Pilavın pişme süreci, bir metnin yazımına benzer: her aşama, bir cümle, her baharat, bir sözcük gibi yerini bulmalıdır. Soğanın karamelize edilişi, anlatının giriş paragrafı gibidir; sabırla ve dikkatle hazırlanır. Hindi eti, bu anlatının çatışma unsuru olarak sahneye çıkar; bulgurla buluştuğunda ise çözüm başlar. Baharatlar, özellikle karabiber ve yenibahar, bu çözümün alt metnini oluşturur; görünmeyen ama hissedilen bir derinlik yaratır. Bu pilav, yalnızca bir yemek değil, bir düşünce biçimidir: dengeli, ölçülü ve anlamlı.

Hindili bulgur pilavı, mevsimlerin ve duyguların da bir tercümanıdır. Sonbaharın hüznüyle, kışın içe dönüklüğüyle, ilkbaharın umutlarıyla aynı anda konuşabilir. Her lokma, bir hatırayı çağırır; anne mutfağının sıcaklığı, taşra sofralarının sessizliği, kalabalık şehirlerin özlemi. Bu yemek, yalnızca açlığı değil, aidiyet duygusunu da giderir. Çünkü bulgur, Anadolu’nun belleğidir; hindi ise bu belleğe yazılmış yeni bir cümledir. Birlikte, geçmişle geleceğin aynı tabakta buluştuğu bir anlatı sunarlar.

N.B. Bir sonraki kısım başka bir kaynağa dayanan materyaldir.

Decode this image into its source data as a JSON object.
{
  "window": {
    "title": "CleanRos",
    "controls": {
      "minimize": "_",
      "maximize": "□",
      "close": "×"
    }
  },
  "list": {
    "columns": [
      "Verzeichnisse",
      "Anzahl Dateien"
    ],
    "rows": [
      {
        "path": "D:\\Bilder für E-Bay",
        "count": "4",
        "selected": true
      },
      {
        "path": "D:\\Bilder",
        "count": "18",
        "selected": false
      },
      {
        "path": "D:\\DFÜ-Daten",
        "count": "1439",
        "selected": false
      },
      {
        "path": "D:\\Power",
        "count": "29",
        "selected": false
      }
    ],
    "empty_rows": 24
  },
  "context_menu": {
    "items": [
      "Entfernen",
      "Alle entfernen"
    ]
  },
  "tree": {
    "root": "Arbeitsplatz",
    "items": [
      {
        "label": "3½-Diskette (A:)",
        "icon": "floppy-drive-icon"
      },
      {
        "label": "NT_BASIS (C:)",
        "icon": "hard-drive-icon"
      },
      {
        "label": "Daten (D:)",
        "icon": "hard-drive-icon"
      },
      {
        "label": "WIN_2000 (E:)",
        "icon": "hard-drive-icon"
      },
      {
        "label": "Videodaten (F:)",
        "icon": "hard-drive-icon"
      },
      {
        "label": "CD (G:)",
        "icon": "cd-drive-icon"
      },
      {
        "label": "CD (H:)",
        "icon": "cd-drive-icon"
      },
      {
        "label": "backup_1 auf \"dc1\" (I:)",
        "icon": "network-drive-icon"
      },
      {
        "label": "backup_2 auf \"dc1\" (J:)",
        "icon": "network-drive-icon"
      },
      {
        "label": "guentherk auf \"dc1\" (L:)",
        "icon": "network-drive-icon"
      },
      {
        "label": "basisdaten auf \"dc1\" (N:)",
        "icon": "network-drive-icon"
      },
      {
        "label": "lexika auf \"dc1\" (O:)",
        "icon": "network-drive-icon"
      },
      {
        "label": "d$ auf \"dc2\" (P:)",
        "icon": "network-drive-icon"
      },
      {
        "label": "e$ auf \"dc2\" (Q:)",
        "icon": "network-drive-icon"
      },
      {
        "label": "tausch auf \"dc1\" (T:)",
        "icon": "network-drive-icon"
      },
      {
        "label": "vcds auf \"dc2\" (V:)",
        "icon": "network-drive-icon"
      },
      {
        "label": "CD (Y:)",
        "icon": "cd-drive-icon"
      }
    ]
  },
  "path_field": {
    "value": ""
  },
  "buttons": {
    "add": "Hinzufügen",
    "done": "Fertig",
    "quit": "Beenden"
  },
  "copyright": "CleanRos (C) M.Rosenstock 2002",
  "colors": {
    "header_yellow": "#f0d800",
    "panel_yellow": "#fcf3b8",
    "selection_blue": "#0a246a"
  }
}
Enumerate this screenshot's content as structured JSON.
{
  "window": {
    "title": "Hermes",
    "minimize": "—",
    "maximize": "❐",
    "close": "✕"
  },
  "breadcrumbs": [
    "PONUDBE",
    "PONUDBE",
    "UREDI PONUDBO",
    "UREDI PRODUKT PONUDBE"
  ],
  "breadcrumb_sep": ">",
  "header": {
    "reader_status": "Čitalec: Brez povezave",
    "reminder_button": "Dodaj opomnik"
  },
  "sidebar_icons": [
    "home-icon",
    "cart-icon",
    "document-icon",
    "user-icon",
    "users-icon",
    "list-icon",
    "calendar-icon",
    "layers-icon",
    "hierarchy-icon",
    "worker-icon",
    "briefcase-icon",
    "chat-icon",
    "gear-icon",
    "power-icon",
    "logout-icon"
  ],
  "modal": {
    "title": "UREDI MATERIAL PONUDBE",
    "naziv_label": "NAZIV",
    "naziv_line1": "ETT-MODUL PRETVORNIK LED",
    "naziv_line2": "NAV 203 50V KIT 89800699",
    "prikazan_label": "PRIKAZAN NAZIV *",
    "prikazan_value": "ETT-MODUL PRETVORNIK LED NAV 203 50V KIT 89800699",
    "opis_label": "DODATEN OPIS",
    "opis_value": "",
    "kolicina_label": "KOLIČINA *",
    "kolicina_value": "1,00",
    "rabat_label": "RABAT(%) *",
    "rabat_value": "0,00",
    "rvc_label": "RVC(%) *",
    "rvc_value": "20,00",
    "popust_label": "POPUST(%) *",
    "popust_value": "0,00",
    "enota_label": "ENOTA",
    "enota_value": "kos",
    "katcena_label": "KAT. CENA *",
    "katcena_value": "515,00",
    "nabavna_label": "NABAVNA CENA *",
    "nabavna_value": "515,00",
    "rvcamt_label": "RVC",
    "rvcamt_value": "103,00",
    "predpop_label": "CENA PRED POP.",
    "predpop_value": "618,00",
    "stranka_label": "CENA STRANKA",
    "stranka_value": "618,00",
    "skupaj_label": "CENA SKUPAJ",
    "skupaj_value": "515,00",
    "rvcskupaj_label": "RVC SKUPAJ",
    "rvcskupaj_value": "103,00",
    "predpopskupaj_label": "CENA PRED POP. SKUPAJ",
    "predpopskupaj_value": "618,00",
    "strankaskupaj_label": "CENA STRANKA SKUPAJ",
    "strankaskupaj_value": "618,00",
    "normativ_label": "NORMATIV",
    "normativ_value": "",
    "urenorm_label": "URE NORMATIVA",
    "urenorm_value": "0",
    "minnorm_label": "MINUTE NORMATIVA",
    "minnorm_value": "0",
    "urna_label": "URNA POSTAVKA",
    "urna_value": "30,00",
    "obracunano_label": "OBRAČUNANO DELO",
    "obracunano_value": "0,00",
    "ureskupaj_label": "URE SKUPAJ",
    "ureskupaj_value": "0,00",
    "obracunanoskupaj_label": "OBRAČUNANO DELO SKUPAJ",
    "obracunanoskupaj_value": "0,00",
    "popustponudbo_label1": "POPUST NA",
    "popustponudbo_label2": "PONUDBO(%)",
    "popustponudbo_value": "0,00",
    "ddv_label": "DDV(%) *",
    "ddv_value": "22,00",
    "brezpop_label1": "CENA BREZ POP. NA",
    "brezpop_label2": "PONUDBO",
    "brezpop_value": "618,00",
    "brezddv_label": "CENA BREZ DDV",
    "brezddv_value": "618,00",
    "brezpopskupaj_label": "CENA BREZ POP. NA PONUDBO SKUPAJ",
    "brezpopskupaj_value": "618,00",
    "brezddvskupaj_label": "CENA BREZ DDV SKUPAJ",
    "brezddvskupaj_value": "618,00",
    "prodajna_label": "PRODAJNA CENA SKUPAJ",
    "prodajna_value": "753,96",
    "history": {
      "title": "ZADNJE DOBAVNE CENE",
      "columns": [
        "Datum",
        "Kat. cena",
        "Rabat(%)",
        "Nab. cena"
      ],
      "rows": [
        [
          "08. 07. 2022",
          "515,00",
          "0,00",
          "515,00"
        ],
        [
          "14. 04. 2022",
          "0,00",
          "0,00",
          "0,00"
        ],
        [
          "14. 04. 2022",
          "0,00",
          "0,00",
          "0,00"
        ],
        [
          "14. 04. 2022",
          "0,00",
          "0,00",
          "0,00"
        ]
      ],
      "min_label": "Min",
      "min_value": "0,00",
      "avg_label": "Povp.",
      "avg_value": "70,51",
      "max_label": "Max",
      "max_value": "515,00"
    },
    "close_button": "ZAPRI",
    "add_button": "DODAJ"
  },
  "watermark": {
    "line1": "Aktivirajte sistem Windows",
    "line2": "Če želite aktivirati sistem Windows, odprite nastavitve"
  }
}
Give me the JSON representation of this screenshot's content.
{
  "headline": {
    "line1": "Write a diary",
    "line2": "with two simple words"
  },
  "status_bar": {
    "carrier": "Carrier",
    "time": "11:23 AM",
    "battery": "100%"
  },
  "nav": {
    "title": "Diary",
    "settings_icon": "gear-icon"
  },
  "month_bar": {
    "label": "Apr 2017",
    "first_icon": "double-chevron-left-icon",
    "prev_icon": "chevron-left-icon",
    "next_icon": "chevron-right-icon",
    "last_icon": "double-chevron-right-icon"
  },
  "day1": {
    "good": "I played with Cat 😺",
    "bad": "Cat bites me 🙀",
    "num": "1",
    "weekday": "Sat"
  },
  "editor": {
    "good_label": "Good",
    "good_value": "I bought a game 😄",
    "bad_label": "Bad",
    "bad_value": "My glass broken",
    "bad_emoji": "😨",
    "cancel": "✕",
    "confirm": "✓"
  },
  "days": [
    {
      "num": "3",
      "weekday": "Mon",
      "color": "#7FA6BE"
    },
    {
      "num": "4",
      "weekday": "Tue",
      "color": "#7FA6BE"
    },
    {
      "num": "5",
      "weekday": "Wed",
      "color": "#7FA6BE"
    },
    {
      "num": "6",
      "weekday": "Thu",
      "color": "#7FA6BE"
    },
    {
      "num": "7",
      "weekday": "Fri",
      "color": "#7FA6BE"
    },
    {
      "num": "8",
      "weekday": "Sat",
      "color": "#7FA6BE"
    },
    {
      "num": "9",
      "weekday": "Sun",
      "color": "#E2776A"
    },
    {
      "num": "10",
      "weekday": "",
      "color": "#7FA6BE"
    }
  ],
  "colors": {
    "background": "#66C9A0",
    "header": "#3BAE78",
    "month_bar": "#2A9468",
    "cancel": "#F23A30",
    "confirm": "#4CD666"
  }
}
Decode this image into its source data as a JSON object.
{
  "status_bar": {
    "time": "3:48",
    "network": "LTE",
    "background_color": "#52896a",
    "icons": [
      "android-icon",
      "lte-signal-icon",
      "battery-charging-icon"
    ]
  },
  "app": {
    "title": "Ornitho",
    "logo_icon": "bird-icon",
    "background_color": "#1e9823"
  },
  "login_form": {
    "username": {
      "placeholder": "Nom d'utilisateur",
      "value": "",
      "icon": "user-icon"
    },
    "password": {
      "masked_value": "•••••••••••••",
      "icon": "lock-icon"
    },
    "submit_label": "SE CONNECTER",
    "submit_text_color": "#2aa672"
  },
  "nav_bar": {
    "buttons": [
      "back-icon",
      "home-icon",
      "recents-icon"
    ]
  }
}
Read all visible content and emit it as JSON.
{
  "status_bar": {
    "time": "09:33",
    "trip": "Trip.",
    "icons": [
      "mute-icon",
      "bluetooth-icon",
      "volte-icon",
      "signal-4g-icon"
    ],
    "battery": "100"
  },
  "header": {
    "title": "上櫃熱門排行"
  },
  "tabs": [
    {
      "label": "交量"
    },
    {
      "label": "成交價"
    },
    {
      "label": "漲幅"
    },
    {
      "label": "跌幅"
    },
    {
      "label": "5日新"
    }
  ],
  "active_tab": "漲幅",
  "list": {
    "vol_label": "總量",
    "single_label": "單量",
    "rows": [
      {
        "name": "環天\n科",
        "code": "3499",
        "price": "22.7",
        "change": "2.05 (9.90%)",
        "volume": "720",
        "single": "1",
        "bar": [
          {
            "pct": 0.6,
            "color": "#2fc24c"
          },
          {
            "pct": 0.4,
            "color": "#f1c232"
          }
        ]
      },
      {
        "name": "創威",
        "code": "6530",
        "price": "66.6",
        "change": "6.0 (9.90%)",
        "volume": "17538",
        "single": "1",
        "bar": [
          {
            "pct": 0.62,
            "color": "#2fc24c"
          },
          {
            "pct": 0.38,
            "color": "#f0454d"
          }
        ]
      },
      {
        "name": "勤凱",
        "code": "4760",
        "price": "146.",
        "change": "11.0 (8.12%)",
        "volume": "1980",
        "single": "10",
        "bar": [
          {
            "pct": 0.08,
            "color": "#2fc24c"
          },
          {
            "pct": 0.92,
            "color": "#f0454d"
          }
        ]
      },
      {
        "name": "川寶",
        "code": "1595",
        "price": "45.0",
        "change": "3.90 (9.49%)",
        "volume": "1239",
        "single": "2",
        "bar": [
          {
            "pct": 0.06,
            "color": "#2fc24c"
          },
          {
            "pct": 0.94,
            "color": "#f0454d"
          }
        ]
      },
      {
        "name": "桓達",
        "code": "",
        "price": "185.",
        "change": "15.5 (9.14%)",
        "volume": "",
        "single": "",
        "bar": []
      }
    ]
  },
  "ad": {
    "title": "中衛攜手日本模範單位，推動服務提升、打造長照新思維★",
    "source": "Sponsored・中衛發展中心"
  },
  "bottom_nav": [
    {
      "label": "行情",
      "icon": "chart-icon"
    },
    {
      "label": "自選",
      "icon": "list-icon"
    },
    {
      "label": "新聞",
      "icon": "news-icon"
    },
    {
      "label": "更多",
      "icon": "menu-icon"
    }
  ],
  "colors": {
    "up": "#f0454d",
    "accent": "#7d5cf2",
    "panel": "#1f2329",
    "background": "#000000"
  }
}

Son kertede hindili bulgur pilavı, bir mutfak ürününden öte, bir edebi duruştur. Tabağa konduğunda, yalnızca beslenme değil, anlam arayışı başlar. Bu yemek, tüketilmez; okunur, hissedilir, düşünülür. Sofraya oturanlar, bir romanın son bölümüne ulaşmış gibi, hem doyar hem de düşünceye dalar. Çünkü bazı yemekler, yalnızca damakta değil, zihinde de iz bırakır. Hindili bulgur pilavı, işte bu izlerden biridir: sessiz ama kalıcı, sade ama derin.